Development of an Optimization Methodology for Adaptive Traffic Signal Control at Diamond Interchanges

This research develops a methodology and a corresponding implementation algorithm to provide optimal signal control of diamond interchanges in response to real-time traffic fluctuations. The problem is formulated as to find a phase sequencing decision with a phase duration that makes a prespecified performance measure minimized over a finite horizon that rolls forward. The problem is solved by a forward dynamic programming (DP) method. The optimal signal switches over each 2.5 s interval are found for each horizon of 10 s. The optimization process is based on the advanced vehicle information obtained from loop detectors set back a certain distance from the stop line. Vehicle trajectories from detections till future arrivals and departures is modeled at the microscopic level to estimate the traffic flows at the stop-line for each horizon.
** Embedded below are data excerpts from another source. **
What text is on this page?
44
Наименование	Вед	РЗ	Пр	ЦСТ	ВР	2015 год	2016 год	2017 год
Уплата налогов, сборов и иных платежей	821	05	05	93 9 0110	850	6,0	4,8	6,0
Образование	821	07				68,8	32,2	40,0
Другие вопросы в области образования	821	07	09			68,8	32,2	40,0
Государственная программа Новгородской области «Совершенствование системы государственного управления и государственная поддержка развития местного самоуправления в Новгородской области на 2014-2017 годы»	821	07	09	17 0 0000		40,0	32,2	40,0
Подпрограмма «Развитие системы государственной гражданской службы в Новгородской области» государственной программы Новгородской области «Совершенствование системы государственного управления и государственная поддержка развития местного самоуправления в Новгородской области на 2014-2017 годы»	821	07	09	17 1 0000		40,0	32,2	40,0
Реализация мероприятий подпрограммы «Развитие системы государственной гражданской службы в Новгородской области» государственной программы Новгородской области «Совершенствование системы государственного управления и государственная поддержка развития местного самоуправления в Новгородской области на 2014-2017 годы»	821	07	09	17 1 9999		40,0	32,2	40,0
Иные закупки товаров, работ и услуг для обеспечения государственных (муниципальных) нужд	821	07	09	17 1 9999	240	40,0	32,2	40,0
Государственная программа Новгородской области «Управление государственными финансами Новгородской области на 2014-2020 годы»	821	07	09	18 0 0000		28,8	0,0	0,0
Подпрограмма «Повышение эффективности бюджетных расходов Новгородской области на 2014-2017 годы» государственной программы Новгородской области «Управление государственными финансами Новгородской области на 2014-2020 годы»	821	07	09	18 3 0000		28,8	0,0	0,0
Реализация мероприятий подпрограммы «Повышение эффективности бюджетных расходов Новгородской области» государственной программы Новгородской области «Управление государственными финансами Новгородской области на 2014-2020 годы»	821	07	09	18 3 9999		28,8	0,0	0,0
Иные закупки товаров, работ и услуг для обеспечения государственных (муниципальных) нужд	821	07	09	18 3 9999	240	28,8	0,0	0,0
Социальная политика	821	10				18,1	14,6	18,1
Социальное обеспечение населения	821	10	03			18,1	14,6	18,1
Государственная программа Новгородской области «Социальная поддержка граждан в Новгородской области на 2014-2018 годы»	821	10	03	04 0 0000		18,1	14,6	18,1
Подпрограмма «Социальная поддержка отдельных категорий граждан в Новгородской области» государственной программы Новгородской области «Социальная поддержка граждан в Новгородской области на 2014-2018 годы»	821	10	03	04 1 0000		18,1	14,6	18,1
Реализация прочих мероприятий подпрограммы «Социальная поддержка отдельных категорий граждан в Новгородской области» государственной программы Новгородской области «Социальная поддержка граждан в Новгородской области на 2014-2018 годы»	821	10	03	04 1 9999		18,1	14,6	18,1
The DP algorithm is coded in C++ language and dynamically linked to AIMSUN, a stochastic microsimulation package, for evaluation. The simulation results have exhibited that the DP algorithm is superior to PASSER III and TRANSYT-7F in handling demand fluctuations for medium to high flow scenarios when the field demand is increased from the one used in off-line optimization. The performance of the three algorithms is almost identical if the simulation demand is similar to off-line demand situation and does not vary much.